Think of due diligence as homework on the acquisition target before deciding whether to go through with the acquisition or not. It describes the process of verification, investigation, or audit of a potential deal.
That means if a business owner wants to sell their internet company to a buyer, the seller needs to let the buyer take a very close look at the business. The due diligence process helps buyers and sellers understand the nature of a deal and the risks involved. That way, all parties can make an informed decision.
When acquiring or buying into online businesses, acquirer and business owner are usually not in the same location. And they don’t have to be. Fortunately, bits are much easier to transfer than atoms, so digital businesses can be bought and sold across borders without the transacting parties ever meeting.
Of course, digital due diligence comes with additional challenges. Creating trust between the two parties can be more difficult on Zoom calls as opposed to an in-person meeting.
However, the benefits usually outweigh the cons. Owning and operating a digital business like a software as a service company allows the seller to access a truly global pool of potential acquirers.
Why is due diligence so important? It makes the buyer feel a lot more comfortable before signing the check, knowing they have validated all of their assumptions about the business. But going through due diligence can also be beneficial to the business owner.
Reviewing all of the different data points in the due diligence report might reveal that the fair market value of the seller’s business is actually higher than previously assumed.
What does the process look like?
Before conducting due diligence, the acquiring firm or buyer can pop the hood of the seller’s business and take a close look, usually, two documents are exchanged and signed: a Letter Of Intent (LOI) and a Non-Disclosure Agreement (NDA). Sometimes the NDA is simply part of the LOI.
The LOI includes items such as description of the assets to be purchased, any assumed liabilities, the terms of the seller’s non-compete agreement, due diligence requirements and an exclusivity provision, also called a “no shop clause.” An LOI is non-binding.
The NDA is a legally binding contract that establishes a confidential relationship. The buyers and sellers signing the agreement agree that sensitive information they may obtain will not be made available to any others.
This allows for the sharing of sensitive information without fear that it will end up in the hands of competitors or other unwanted third parties.
Firstly, the acquirer will take a closer look at the acquisition target itself, especially to understand why the business is being sold. Common questions can be:
- Why does the owner want to sell the company?
- Has the owner tried to sell the business before?
- What is the long-term strategy and outlook for the business?
- How is the company structured geographically?
Secondly, due diligence includes a financial audit. Important points of investigation can be:
- All mandatory financial statements or financial records
- Assessment of the financial performance and health of the company
- Performance over time (e.g. have margins increased or decreased?)
- Are future growth projections reasonable and believable?
- Outstanding debt
Thirdly, the legal landscape. Important questions can be:
- Are there any pending, threatened, or settled litigations?

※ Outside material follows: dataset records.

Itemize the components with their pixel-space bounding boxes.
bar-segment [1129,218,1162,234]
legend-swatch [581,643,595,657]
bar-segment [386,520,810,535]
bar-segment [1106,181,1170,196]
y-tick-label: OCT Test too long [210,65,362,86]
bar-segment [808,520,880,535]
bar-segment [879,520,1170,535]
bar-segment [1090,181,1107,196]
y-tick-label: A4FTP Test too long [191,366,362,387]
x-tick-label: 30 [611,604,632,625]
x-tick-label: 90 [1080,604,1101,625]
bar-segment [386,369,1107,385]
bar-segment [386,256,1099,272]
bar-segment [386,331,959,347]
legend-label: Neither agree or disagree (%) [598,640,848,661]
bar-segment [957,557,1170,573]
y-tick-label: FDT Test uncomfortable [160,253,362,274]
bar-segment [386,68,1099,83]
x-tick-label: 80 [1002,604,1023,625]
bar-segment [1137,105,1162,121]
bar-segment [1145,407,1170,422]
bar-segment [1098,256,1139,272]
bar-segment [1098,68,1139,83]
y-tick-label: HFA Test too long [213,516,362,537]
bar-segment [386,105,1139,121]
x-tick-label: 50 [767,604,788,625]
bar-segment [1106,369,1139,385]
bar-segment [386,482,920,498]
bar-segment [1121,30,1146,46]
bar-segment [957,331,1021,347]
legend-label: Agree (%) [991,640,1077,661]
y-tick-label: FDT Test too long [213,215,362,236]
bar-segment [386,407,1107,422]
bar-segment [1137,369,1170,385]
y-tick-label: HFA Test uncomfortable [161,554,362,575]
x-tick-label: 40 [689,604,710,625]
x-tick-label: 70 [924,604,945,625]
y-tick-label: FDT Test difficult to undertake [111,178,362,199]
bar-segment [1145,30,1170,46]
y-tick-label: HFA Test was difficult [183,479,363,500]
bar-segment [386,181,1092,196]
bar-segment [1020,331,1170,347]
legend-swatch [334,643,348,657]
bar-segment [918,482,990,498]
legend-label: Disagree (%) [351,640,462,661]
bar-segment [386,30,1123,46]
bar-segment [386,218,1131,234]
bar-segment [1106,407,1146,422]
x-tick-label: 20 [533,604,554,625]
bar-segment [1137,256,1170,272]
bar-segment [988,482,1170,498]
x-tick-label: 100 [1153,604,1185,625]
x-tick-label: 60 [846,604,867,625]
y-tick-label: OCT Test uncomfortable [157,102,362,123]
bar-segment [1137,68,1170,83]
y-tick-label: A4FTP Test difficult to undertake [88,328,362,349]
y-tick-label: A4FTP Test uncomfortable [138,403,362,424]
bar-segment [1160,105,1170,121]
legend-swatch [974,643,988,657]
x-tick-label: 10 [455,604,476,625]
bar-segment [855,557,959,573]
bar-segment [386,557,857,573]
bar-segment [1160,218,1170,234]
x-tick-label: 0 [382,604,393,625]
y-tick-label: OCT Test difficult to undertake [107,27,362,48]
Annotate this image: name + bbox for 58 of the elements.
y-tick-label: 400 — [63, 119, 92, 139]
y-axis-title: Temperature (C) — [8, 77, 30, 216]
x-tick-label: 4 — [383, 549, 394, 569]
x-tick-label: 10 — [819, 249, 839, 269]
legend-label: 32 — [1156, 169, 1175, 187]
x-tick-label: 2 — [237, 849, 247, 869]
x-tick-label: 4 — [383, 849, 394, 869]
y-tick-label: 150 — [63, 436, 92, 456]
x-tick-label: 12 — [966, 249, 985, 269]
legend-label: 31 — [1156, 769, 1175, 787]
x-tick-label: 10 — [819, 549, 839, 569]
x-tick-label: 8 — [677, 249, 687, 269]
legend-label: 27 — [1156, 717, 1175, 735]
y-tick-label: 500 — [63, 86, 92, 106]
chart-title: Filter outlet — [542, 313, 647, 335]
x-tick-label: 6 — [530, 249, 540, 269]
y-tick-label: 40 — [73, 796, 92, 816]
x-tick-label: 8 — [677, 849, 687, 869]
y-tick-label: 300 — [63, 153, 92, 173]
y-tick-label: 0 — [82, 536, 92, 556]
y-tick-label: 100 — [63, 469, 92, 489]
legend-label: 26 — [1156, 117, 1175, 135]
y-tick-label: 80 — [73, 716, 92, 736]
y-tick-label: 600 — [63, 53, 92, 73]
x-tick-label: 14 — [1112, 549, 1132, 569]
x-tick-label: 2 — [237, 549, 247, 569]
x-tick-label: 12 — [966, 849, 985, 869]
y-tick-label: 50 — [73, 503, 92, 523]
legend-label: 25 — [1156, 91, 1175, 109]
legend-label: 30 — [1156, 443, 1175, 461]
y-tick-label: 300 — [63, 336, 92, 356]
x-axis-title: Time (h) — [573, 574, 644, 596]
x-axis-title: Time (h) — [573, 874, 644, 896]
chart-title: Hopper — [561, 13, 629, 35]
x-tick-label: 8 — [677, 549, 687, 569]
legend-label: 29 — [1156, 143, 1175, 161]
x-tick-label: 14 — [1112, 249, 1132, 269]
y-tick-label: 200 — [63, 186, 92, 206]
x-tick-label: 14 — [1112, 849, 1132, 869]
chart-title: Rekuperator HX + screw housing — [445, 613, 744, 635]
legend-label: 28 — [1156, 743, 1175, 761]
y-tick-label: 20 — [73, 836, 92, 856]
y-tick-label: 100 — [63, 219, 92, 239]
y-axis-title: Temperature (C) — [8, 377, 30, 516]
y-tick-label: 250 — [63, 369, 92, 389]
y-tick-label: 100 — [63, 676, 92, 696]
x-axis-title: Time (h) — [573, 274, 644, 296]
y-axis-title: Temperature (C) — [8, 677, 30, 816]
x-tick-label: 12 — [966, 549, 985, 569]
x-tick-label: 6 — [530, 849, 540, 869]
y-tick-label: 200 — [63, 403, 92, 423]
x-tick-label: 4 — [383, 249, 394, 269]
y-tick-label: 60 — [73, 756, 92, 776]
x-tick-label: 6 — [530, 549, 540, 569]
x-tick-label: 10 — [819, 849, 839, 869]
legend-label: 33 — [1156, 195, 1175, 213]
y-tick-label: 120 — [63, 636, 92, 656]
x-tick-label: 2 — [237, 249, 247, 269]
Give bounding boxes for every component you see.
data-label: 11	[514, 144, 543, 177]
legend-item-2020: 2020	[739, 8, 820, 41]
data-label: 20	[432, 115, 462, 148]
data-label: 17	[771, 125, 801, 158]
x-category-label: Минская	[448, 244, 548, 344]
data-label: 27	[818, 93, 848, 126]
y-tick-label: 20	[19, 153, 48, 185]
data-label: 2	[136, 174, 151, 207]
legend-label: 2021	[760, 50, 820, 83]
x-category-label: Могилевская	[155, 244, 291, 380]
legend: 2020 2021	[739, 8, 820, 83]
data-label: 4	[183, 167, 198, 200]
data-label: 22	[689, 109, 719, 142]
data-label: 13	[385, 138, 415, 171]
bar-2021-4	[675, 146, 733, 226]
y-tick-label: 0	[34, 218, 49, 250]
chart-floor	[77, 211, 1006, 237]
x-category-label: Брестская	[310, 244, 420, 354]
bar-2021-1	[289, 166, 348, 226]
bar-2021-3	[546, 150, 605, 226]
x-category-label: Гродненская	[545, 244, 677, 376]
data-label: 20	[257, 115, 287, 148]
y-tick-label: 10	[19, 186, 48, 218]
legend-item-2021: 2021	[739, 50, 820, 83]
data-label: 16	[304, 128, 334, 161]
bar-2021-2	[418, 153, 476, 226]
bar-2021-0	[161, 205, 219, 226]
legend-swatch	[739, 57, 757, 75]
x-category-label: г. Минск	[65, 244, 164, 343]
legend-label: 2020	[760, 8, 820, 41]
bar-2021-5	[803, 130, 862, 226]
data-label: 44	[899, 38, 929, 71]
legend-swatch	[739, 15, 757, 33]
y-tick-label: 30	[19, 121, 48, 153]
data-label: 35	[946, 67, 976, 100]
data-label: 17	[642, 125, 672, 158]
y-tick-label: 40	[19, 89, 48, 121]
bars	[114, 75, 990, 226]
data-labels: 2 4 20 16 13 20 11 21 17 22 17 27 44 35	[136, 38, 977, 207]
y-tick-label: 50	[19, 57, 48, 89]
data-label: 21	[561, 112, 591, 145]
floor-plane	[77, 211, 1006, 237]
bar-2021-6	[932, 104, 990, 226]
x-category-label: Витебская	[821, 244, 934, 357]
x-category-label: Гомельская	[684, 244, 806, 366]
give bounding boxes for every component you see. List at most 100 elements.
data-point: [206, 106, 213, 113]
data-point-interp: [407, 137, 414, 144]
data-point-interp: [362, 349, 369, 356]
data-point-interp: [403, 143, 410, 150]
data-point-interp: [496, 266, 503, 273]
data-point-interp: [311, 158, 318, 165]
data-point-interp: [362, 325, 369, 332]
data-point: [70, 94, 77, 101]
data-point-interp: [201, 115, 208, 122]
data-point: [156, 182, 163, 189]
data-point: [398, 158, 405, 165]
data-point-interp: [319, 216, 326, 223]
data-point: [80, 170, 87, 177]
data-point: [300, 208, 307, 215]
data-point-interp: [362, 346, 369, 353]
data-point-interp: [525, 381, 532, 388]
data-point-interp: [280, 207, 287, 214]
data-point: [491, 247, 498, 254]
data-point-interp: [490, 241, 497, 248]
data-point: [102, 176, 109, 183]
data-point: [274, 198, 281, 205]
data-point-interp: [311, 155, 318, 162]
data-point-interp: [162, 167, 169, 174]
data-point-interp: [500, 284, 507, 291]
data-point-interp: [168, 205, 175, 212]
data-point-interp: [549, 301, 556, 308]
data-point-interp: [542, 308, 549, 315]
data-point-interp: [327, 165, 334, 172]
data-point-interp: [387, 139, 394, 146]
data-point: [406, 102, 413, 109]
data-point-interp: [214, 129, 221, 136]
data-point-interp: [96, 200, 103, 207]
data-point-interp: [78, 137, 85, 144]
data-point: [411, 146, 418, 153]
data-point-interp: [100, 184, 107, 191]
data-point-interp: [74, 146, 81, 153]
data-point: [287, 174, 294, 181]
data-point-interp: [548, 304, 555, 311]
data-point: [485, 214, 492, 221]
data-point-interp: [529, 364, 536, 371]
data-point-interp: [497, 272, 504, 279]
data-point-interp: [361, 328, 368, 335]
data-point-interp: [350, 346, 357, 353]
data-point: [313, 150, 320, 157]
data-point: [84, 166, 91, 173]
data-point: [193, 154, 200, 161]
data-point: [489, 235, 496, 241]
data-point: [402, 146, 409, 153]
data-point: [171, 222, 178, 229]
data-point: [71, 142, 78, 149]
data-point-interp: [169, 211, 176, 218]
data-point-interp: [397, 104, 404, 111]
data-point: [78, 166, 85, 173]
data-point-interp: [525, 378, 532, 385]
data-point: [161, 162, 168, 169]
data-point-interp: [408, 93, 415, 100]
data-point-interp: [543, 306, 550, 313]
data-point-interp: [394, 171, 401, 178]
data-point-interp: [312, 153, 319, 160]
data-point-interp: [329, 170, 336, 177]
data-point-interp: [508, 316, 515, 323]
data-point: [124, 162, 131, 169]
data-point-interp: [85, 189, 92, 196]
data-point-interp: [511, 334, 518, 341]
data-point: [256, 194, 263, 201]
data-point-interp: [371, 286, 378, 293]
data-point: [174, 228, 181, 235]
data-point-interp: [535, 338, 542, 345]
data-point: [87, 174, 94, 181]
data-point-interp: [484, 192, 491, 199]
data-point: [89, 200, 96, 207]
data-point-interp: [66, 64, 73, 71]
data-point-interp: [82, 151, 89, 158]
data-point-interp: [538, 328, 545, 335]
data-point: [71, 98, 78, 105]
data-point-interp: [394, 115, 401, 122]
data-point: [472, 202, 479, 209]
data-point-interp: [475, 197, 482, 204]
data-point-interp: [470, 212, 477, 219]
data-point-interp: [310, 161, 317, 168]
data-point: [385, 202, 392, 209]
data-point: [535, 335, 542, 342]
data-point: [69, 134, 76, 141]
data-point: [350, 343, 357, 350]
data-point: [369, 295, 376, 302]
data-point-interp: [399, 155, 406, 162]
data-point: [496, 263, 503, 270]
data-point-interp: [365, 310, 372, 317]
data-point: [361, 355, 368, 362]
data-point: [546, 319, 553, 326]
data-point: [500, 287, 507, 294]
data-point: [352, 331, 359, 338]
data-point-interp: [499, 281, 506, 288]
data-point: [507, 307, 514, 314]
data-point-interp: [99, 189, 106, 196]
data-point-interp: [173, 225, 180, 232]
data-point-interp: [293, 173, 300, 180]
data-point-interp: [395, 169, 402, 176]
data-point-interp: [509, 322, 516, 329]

- Are there any governmental proceedings against the company?
Finally, the buyer will take a closer look at the quality of the business’ technology and intellectual property. Commonly asked questions are:
- What patents does the company have?
- What trademarks does the company have?
- What copyrighted products and materials does the company use or own?
- How are trade secrets preserved?
Moreover, the team and employees will be scrutinised. Oftentimes the following topics are given a closer look:
- Employee and management compensation and benefits
- Employee and management backgrounds
Of course, within the merger and acquisition world, there are many more areas potential acquirer might explore more in-depth, such as sales and marketing, the technology stack, environmental issues, the shareholder structure, the customer base and so on.
As a business owner, try and put yourself in the shoes of the potential buyer and anticipate which could be the most important areas of inquiry - and prepare the information in advance.